I’m just back from Ottawa and hung over from a week of watching great animation. Tomorrow night is the antidote: Cartoon Dump, our monthly live comedy and cartoons showcase in Hollywood. We will have guest comedian John Fugelsang adding to the madness. Join Moodsy, Compost Brite, Officer Pete, Dumpster Diver Dan, Cue Card Goddess and me, Jerry Beck, Tuesday, September 23rd at 8 PM, for an evening of hilarious comedy, demented songs, and really, really crappy cartoons.

It’s again at the Steve Allen Theater, 4773 Hollywood Blvd. (two blocks west of Vermont). Map here, see you there!

Highlights from Ottawa


I’ve been in Ottawa since Wednesday and it’s been wall-to-wall screenings, presentations and panels (not to mention parties, meetings and lots of walking). Today Eric Goldberg is giving a lecture, there’s one last competition screening, and tonight is the award ceremonies. One of the major highlights of this five day event was the John Canemaker interview with Richard Williams last night. Two hours was not enough. Williams and Canemaker could have gone on for four hours and I still would have wanted more. If you are in New York tomorrow night, do not miss the encore at MoMA (and I understand Williams will be touring the U.S. giving similar interviews to promote his 16-part DVD set The Animators Survival Kit Animated – more about this in a forthcoming post).

The competition has been pretty good, and I came away from each screening with at least one film (sometimes several) that blew me away with creativity and visual imagination. I’d like to note a few here that were particularly worthy of seeking out.

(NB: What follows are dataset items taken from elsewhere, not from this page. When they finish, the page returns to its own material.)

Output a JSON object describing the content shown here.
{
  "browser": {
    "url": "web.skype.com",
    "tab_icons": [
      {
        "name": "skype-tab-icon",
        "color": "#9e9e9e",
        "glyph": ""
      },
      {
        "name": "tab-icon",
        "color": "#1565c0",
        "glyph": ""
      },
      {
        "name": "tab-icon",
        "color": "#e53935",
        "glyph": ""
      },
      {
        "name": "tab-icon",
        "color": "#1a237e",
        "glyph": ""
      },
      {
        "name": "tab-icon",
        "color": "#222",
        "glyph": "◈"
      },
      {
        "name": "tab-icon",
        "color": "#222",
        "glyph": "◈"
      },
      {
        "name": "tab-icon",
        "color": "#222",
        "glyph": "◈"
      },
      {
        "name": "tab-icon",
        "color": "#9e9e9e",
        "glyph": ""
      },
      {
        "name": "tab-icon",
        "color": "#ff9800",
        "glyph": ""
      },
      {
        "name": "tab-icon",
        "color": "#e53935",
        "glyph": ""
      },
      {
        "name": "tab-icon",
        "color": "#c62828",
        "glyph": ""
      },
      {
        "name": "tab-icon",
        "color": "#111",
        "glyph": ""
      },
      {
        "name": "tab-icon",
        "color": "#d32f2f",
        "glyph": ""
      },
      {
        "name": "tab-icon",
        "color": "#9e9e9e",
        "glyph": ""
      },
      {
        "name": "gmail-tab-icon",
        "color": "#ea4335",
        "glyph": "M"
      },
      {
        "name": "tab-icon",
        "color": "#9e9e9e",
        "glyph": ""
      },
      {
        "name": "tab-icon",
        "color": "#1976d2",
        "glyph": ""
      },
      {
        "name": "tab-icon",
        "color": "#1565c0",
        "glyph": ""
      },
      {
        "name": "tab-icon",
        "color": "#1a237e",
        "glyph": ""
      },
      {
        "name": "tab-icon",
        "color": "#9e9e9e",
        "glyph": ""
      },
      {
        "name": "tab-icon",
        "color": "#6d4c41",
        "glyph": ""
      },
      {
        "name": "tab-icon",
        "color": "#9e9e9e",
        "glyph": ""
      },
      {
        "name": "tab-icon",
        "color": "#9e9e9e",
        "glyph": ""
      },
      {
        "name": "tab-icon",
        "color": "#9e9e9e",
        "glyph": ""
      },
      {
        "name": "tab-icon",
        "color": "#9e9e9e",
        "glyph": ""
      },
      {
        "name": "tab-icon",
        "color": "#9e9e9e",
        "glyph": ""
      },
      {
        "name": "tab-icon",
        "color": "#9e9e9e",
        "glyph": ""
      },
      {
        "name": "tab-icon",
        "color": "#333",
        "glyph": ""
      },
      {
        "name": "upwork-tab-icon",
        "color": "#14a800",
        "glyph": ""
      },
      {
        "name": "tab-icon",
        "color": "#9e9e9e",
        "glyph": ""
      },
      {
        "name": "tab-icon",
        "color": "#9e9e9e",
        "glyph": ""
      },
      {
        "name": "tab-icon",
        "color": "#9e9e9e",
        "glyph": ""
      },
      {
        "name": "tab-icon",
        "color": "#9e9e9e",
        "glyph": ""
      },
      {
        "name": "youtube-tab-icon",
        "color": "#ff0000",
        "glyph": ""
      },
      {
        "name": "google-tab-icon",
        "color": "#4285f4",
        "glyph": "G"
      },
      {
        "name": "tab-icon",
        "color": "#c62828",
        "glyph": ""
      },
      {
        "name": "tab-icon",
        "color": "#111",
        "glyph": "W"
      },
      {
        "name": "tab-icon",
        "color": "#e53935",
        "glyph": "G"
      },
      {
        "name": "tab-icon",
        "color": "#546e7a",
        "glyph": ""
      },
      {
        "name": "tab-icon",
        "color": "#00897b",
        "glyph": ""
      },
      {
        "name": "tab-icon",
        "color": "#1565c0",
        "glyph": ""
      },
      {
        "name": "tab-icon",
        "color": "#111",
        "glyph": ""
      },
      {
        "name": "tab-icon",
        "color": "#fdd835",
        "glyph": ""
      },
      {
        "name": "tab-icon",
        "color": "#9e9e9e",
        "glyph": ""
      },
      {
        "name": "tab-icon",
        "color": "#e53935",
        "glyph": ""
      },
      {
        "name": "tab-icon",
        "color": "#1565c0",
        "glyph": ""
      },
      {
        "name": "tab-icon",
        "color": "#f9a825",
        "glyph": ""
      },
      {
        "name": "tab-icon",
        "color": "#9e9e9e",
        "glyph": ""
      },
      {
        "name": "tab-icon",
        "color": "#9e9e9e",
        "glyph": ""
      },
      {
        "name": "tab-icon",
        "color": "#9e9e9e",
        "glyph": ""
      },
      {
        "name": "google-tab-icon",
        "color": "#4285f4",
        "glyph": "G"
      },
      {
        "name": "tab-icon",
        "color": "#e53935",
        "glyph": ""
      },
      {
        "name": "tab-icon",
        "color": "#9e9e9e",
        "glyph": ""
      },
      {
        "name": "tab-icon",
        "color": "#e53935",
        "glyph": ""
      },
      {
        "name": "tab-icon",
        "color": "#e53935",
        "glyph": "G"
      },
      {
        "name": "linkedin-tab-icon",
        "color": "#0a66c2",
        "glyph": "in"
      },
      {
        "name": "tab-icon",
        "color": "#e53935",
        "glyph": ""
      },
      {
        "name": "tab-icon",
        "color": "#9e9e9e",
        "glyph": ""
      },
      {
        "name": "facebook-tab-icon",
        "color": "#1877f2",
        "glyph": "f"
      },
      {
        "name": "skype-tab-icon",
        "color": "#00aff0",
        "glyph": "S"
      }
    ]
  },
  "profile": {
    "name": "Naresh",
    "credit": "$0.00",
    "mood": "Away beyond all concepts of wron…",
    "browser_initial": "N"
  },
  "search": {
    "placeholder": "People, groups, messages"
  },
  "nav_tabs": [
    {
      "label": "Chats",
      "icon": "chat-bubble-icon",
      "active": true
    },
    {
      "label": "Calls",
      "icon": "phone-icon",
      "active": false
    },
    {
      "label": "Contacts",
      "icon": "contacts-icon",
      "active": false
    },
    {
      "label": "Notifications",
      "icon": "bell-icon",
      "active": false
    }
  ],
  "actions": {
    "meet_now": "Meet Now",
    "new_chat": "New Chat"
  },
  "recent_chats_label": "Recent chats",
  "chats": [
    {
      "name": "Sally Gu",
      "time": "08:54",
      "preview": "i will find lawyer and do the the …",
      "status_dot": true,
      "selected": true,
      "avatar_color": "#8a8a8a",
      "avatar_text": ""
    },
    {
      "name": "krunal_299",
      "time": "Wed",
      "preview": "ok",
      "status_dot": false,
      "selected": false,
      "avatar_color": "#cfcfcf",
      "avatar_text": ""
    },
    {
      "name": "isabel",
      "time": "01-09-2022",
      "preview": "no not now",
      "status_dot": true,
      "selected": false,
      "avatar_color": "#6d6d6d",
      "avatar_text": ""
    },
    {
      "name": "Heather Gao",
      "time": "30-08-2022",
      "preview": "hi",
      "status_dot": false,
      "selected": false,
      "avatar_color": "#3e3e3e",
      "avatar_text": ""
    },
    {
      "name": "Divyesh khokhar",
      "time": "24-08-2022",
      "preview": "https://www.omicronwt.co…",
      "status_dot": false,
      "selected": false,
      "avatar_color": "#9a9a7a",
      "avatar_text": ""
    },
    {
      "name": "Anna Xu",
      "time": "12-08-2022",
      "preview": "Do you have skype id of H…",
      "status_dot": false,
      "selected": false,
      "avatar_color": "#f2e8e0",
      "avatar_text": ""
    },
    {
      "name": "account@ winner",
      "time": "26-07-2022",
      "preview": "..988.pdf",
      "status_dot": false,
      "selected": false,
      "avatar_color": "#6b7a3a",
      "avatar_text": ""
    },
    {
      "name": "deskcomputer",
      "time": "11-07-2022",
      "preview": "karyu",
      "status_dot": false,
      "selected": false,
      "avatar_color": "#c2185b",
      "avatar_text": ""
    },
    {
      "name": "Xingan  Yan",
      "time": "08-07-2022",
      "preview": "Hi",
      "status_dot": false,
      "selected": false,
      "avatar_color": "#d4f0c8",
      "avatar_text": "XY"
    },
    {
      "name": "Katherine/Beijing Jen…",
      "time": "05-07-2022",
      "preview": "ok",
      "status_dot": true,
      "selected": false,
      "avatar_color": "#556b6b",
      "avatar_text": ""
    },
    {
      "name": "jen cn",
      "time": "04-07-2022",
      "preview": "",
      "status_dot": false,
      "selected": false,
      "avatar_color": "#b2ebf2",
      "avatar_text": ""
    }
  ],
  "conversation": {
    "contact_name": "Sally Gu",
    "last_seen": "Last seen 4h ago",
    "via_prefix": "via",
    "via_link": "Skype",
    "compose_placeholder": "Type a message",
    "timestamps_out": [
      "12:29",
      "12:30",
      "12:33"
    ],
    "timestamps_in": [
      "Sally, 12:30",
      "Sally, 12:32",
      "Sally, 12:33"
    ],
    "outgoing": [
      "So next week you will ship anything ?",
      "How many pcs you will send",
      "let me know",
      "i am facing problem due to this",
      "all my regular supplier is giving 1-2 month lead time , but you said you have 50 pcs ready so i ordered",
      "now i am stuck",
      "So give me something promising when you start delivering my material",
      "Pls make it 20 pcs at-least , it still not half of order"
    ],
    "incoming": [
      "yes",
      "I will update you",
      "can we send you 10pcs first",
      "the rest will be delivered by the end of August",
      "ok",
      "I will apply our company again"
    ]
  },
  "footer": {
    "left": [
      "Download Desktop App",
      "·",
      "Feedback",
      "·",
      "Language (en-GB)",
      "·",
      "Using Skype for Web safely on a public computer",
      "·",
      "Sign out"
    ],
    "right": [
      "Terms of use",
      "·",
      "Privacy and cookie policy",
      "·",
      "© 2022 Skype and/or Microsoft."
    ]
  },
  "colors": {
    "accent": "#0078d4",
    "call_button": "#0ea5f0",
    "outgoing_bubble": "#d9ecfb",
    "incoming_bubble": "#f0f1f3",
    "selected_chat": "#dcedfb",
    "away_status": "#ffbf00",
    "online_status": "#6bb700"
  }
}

Skhizein, Jeremy Clapin’s 3D/2D tour-de-force about a man hit by a meteorite and finding himself existing 91 centimeters away from his body. The story was so unique and fun, I can see Hollywood remaking it, perhaps with someone like Michael Gondry, as a live action vehicle for a Ben Stiller or Steve Martin. Let’s hope not. This animated film is gloriously original and beautifully realized.

Berni’s Doll by Yann Jouette, about a lonely man who buys, builds and sexually abuses a female robot, is so well made and so funny you can forgive it’s politically incorrect attitudes towards women. Its an outstanding short, which arguably becomes pro-feminist in its climactic resolution.

I also really loved Camera Obscura, directed by Matthieu Buchalski, Jean-Michel Drechsler and Thierry Onillon, three students at Supinfocom, the computer graphic university in France. If Guy Maddin did animation, this is what he’d make. Luckily, I found an embed and can share it with you below:

Link: Bitfilm TV

I’m also wild about Nina Paley’s feature Sita Sings The Blues, which I’m seeing again, for a second time, today. More about this film, and other Ottawa highlights, in a forthcoming post.

Rabbits Kin 2.0

Matthew Hunter and Jon Cooke have a terrific blog which I’ve linked to before, Miscel-Looney-ous, which regularly examines the odds and ends of Warner Bros. cartoons. Today they found a video on YouTube worthy of much wider exposure – someone took the 1952 Bugs Bunny cartoon Rabbit’s Kin (the one with Pete Puma, voiced by Stan Freberg), slowed down the dialogue of super-sped-up little Bunny so we can actually hear what Mel Blanc is saying. It’s well worth a listen and a real joy to hear some new Looney Tunes dialogue from Blanc.